Doğu Türkistan’daki soykırımın temel nedenleri

“Müslümanlar, yiyecek, içecek ve nimetlerin Çin Komünist Partisi tarafından verildiğini kabul etmiyorlar. İnsanlar bütün nimetlerin ve her şeyin Allah tarafından verildiğine inanıyorlar. Bu insanlar sadece bu tür düşünceye sahip oldukları için tutuklanıyorlar. Bu, onların en büyük ‘suçlarıdır’.”

2018 yılının Kasım ayında Doğu Türkistan’ı gezebilmiş Han Çinlisi birkaç kişinin gözlemleri dış basında yer aldı. Bu bölgeden başka türlü bilgi edinmek zaten mümkün değildir. Çünkü oradaki yerel halkın bu tür bilgileri dışarıya aktarması her açıdan imkânsızdır. Bölgedeki yabancı gazeteci, iş adamları, hattâ öğrenciler bile çoktan ülkelerine zorla geri gönderilmişlerdir.

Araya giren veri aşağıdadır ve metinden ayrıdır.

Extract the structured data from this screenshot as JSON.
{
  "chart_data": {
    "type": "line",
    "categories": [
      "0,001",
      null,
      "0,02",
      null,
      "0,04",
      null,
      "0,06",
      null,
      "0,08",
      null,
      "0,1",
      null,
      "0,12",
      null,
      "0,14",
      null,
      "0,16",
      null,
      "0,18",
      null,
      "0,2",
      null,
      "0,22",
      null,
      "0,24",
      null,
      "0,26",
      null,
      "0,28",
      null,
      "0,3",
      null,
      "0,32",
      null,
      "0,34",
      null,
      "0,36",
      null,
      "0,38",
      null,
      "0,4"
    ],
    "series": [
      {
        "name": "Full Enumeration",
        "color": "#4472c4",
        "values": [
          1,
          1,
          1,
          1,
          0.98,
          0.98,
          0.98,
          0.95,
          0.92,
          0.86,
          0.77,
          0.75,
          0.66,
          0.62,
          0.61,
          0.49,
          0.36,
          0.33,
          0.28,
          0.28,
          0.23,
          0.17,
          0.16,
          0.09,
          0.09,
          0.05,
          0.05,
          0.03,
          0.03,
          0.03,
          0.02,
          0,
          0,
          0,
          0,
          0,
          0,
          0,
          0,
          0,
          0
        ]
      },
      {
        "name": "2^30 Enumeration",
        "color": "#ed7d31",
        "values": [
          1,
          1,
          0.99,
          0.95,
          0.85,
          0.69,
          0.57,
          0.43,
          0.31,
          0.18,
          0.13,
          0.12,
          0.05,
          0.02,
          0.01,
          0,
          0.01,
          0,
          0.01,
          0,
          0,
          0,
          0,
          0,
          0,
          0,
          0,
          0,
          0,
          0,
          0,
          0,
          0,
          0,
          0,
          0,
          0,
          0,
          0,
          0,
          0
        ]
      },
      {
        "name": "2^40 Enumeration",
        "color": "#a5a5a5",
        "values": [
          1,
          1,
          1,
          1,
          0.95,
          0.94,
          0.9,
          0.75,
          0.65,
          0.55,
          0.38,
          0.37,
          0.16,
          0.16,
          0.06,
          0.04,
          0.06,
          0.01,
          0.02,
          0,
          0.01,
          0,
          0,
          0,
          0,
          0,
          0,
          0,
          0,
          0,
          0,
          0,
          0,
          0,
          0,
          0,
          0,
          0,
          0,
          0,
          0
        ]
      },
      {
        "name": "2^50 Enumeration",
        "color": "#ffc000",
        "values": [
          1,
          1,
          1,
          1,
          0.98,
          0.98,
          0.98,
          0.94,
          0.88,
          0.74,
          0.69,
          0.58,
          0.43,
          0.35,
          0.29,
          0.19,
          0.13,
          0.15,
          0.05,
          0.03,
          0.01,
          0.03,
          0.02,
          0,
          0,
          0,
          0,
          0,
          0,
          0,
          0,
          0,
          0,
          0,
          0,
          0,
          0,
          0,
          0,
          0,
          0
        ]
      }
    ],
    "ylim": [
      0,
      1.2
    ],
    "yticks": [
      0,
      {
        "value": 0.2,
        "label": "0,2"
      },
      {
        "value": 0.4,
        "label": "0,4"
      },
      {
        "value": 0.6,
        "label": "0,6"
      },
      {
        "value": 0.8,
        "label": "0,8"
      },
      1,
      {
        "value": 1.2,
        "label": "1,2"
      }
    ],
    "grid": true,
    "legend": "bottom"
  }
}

Çinli aydınların bölgeye dair izlenimleri şöyleydi: “Sincan’daki durumun bugünkü hâle gelmiş olması, şüphesiz Sincan’daki tüm etnik halklar için bir hüsrandır. Söylentilere göre, Merkez Komitesi’nin bir yetkilisi şöyle diyor: ‘Devlet karar vermiş, iki neslin çıkarlarını fedâ ederek Sincan’ın istikrârı elde edilecekmiş.’ Daha da trajik olanı ise, Hükûmet, Çin Halk Cumhuriyeti kurulduğundan bu yana geçen 70 yıl zarfında, Uygurların kalbinde devlet kavramını kabul ettiremedikleri sonucuna varmış. Bu, Çin Hükûmeti’nin tüm Uygur topluluğunu ülkenin düşmanı olarak bellediği anlamına geliyor. Onların kültürlerini yok etmek ve etnik grupları asimile etmek, devletin belirlemiş olduğu ulusal politika hâline gelmiş gibi görünüyor. Bunlar, Sincan’daki Uygurların gelecekteki trajedisinin habercisidir.”[i]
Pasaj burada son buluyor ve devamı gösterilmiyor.